Le Congressional Budget Office a noté que la dette fédérale atteindra 122 % du produit intérieur brut dans dix ans, éclipsant la position budgétaire de l’Amérique après la Seconde Guerre mondiale. Le financement des principaux moteurs – la défense, les dépenses de protection sociale et les réductions d’impôts géantes inégalées par des augmentations de revenus – ne fera que devenir plus coûteux avec le temps. Peu importe si une profonde récession ou un conflit militaire grave modifie davantage cette trajectoire.
Ce désastre économique au ralenti pourrait être accéléré par des querelles politiques ou par des efforts de dédollarisation entre les principaux marchés émergents.
Exemple : les élections américaines du 5 novembre. Même si Donald Trump perd face à l’actuel président Joe Biden, il y a zéro pour cent de chances que l’ancien dirigeant américain et son armée de partisans s’en aillent tranquillement. Le risque d’une insurrection 2.0 au Capitole se profile à l’horizon. La première, le 6 janvier 2021, a poussé Fitch Ratings à révoquer la note AAA de Washington. La prochaine pourrait-elle inciter Moody’s Investors Service à retirer le dernier AAA ?
Les droits de douane imposés par M. Biden à la Chine ne renforcent pas non plus la confiance mondiale dans le dollar ou les titres du Trésor américain, dont Pékin détient près de 700 milliards de dollars.

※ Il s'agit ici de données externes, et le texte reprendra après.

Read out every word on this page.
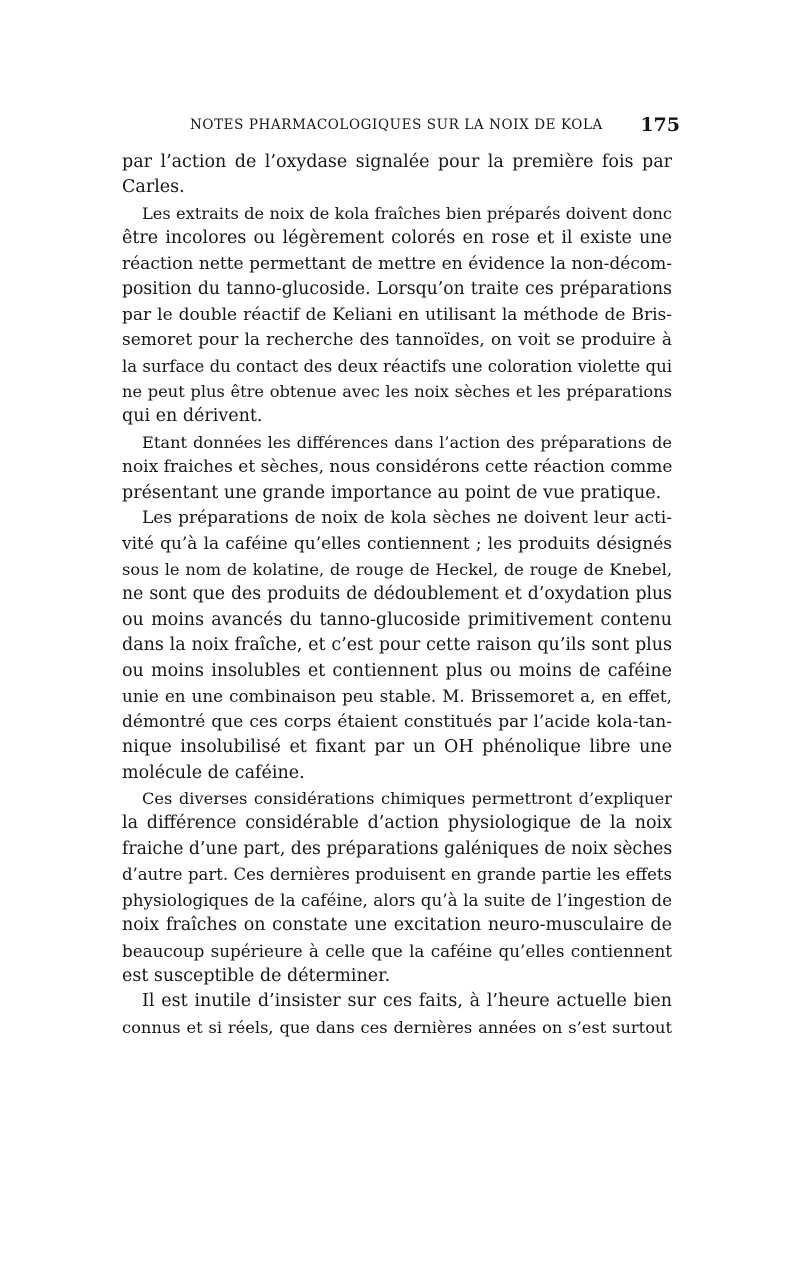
NOTES PHARMACOLOGIQUES SUR LA NOIX DE KOLA 175
par l’action de l’oxydase signalée pour la première fois par
Carles.
Les extraits de noix de kola fraîches bien préparés doivent donc
être incolores ou légèrement colorés en rose et il existe une
réaction nette permettant de mettre en évidence la non-décom-
position du tanno-glucoside. Lorsqu’on traite ces préparations
par le double réactif de Keliani en utilisant la méthode de Bris-
semoret pour la recherche des tannoïdes, on voit se produire à
la surface du contact des deux réactifs une coloration violette qui
ne peut plus être obtenue avec les noix sèches et les préparations
qui en dérivent.
Etant données les différences dans l’action des préparations de
noix fraiches et sèches, nous considérons cette réaction comme
présentant une grande importance au point de vue pratique.
Les préparations de noix de kola sèches ne doivent leur acti-
vité qu’à la caféine qu’elles contiennent ; les produits désignés
sous le nom de kolatine, de rouge de Heckel, de rouge de Knebel,
ne sont que des produits de dédoublement et d’oxydation plus
ou moins avancés du tanno-glucoside primitivement contenu
dans la noix fraîche, et c’est pour cette raison qu’ils sont plus
ou moins insolubles et contiennent plus ou moins de caféine
unie en une combinaison peu stable. M. Brissemoret a, en effet,
démontré que ces corps étaient constitués par l’acide kola-tan-
nique insolubilisé et fixant par un OH phénolique libre une
molécule de caféine.
Ces diverses considérations chimiques permettront d’expliquer
la différence considérable d’action physiologique de la noix
fraiche d’une part, des préparations galéniques de noix sèches
d’autre part. Ces dernières produisent en grande partie les effets
physiologiques de la caféine, alors qu’à la suite de l’ingestion de
noix fraîches on constate une excitation neuro-musculaire de
beaucoup supérieure à celle que la caféine qu’elles contiennent
est susceptible de déterminer.
Il est inutile d’insister sur ces faits, à l’heure actuelle bien
connus et si réels, que dans ces dernières années on s’est surtout
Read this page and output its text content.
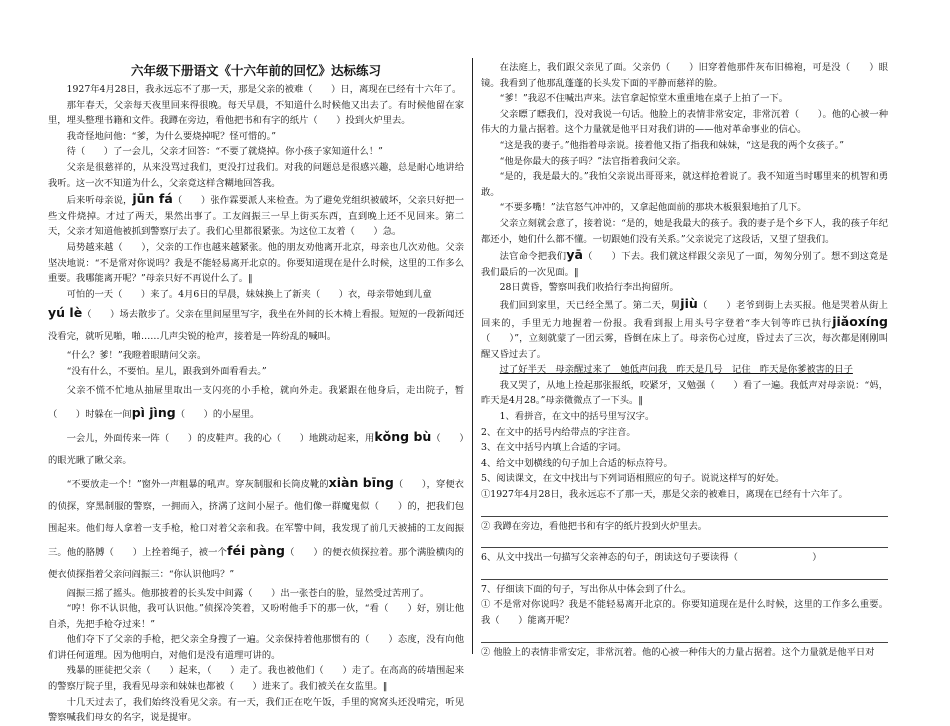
六年级下册语文《十六年前的回忆》达标练习

1927年4月28日，我永远忘不了那一天，那是父亲的被难（　　）日，离现在已经有十六年了。

那年春天，父亲每天夜里回来得很晚。每天早晨，不知道什么时候他又出去了。有时候他留在家里，埋头整理书籍和文件。我蹲在旁边，看他把书和有字的纸片（　　）投到火炉里去。

我奇怪地问他：“爹，为什么要烧掉呢？怪可惜的。”

待（　　）了一会儿，父亲才回答：“不要了就烧掉。你小孩子家知道什么！”

父亲是很慈祥的，从来没骂过我们，更没打过我们。对我的问题总是很感兴趣，总是耐心地讲给我听。这一次不知道为什么，父亲竟这样含糊地回答我。

后来听母亲说，jūn fá（　　）张作霖要派人来检查。为了避免党组织被破坏，父亲只好把一些文件烧掉。才过了两天，果然出事了。工友阎振三一早上街买东西，直到晚上还不见回来。第二天，父亲才知道他被抓到警察厅去了。我们心里都很紧张。为这位工友着（　　）急。

局势越来越（　　），父亲的工作也越来越紧张。他的朋友劝他离开北京，母亲也几次劝他。父亲坚决地说：“不是常对你说吗？我是不能轻易离开北京的。你要知道现在是什么时候，这里的工作多么重要。我哪能离开呢？”母亲只好不再说什么了。‖

可怕的一天（　　）来了。4月6日的早晨，妹妹换上了新夹（　　）衣，母亲带她到儿童

yú lè（　　）场去散步了。父亲在里间屋里写字，我坐在外间的长木椅上看报。短短的一段新闻还没看完，就听见啪，啪……几声尖锐的枪声，接着是一阵纷乱的喊叫。

“什么？爹！”我瞪着眼睛问父亲。

“没有什么，不要怕。星儿，跟我到外面看看去。”

父亲不慌不忙地从抽屉里取出一支闪亮的小手枪，就向外走。我紧跟在他身后，走出院子，暂（　　）时躲在一间pì jìng（　　）的小屋里。

一会儿，外面传来一阵（　　）的皮鞋声。我的心（　　）地跳动起来，用kǒng bù（　　）的眼光瞅了瞅父亲。

“不要放走一个！”窗外一声粗暴的吼声。穿灰制服和长筒皮靴的xiàn bīng（　　），穿便衣的侦探，穿黑制服的警察，一拥而入，挤满了这间小屋子。他们像一群魔鬼似（　　）的，把我们包围起来。他们每人拿着一支手枪，枪口对着父亲和我。在军警中间，我发现了前几天被捕的工友阎振三。他的胳膊（　　）上拴着绳子，被一个féi pàng（　　）的便衣侦探拉着。那个满脸横肉的便衣侦探指着父亲问阎振三：“你认识他吗？”

阎振三摇了摇头。他那披着的长头发中间露（　　）出一张苍白的脸，显然受过苦刑了。

“哼！你不认识他，我可认识他。”侦探冷笑着，又吩咐他手下的那一伙，“看（　　）好，别让他自杀，先把手枪夺过来！”

他们夺下了父亲的手枪，把父亲全身搜了一遍。父亲保持着他那惯有的（　　）态度，没有向他们讲任何道理。因为他明白，对他们是没有道理可讲的。

残暴的匪徒把父亲（　　）起来，（　　）走了。我也被他们（　　）走了。在高高的砖墙围起来的警察厅院子里，我看见母亲和妹妹也都被（　　）进来了。我们被关在女监里。‖

十几天过去了，我们始终没看见父亲。有一天，我们正在吃午饭，手里的窝窝头还没啃完，听见警察喊我们母女的名字，说是提审。

在法庭上，我们跟父亲见了面。父亲仍（　　）旧穿着他那件灰布旧棉袍，可是没（　　）眼镜。我看到了他那乱蓬蓬的长头发下面的平静而慈祥的脸。

“爹！”我忍不住喊出声来。法官拿起惊堂木重重地在桌子上拍了一下。

父亲瞟了瞟我们，没对我说一句话。他脸上的表情非常安定，非常沉着（　　）。他的心被一种伟大的力量占据着。这个力量就是他平日对我们讲的——他对革命事业的信心。

“这是我的妻子。”他指着母亲说。接着他又指了指我和妹妹，“这是我的两个女孩子。”

“他是你最大的孩子吗？”法官指着我问父亲。

“是的，我是最大的。”我怕父亲说出哥哥来，就这样抢着说了。我不知道当时哪里来的机智和勇敢。

“不要多嘴！”法官怒气冲冲的，又拿起他面前的那块木板狠狠地拍了几下。

父亲立刻就会意了，接着说：“是的，她是我最大的孩子。我的妻子是个乡下人，我的孩子年纪都还小，她们什么都不懂。一切跟她们没有关系。”父亲说完了这段话，又望了望我们。

法官命令把我们yā（　　）下去。我们就这样跟父亲见了一面，匆匆分别了。想不到这竟是我们最后的一次见面。‖

28日黄昏，警察叫我们收拾行李出拘留所。

我们回到家里，天已经全黑了。第二天，舅jiù（　　）老爷到街上去买报。他是哭着从街上回来的，手里无力地握着一份报。我看到报上用头号字登着“李大钊等昨已执行jiǎoxíng（　　）”，立刻就蒙了一团云雾，昏倒在床上了。母亲伤心过度，昏过去了三次，每次都是刚刚叫醒又昏过去了。

过了好半天　母亲醒过来了　她低声问我　昨天是几号　记住　昨天是你爹被害的日子

我又哭了，从地上捡起那张报纸，咬紧牙，又勉强（　　）看了一遍。我低声对母亲说：“妈，昨天是4月28。”母亲微微点了一下头。‖

1、看拼音，在文中的括号里写汉字。

2、在文中的括号内给带点的字注音。

3、在文中括号内填上合适的字词。

4、给文中划横线的句子加上合适的标点符号。

5、阅读课文，在文中找出与下列词语相照应的句子。说说这样写的好处。

①1927年4月28日，我永远忘不了那一天，那是父亲的被难日，离现在已经有十六年了。

② 我蹲在旁边，看他把书和有字的纸片投到火炉里去。

6、从文中找出一句描写父亲神态的句子，朗读这句子要读得（　　　　　　　　）

7、仔细读下面的句子，写出你从中体会到了什么。

① 不是常对你说吗？我是不能轻易离开北京的。你要知道现在是什么时候，这里的工作多么重要。我（　　）能离开呢？

② 他脸上的表情非常安定，非常沉着。他的心被一种伟大的力量占据着。这个力量就是他平日对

Ces tarifs incluent une taxe de 100 % sur les véhicules électriques fabriqués en Chine. De telles mesures n’inciteront pas Detroit à fabriquer les meilleures automobiles que les consommateurs d’Europe, d’Asie et même de nombreux Américains souhaitent. Elles n’amélioreront pas le niveau d’innovation de l’Amérique. Elles ne renforceront pas le désir du dirigeant chinois Xi Jinping de travailler avec Washington sur le changement climatique, les communications entre militaires, la lutte contre les stupéfiants, les risques liés à l’IA ou même simplement la coopération économique de base.
M. Biden a intensifié le pivot mercantiliste de Washington depuis 2017. Le président Trump de l’époque a imposé d’énormes droits de douane sur les produits chinois, ainsi que sur l’acier et l’aluminium au niveau mondial.
Lorsque Biden est arrivé, il a maintenu la guerre commerciale de Trump – et a continué à ajouter de nouvelles couches de restrictions ciblées sur la Chine. Aujourd’hui, alors que Trump menace d’imposer des droits de douane de 60 % sur tous les produits chinois, Biden tente de surpasser Trump. Cette course aux armements commerciaux et fiscaux suscite des menaces de représailles de la part du gouvernement de Xi. En outre, les pays du Sud considèrent de moins en moins les États-Unis comme un adulte responsable lorsqu’il s’agit d’affaires économiques et géopolitiques.
L’exemple le plus évident de la désillusion face aux excès budgétaires américains est l’abandon du dollar américain. La situation est aggravée par le marché haussier de la polarisation politique dans les couloirs du pouvoir à Washington, alors que la dette américaine atteint 35 000 milliards de dollars.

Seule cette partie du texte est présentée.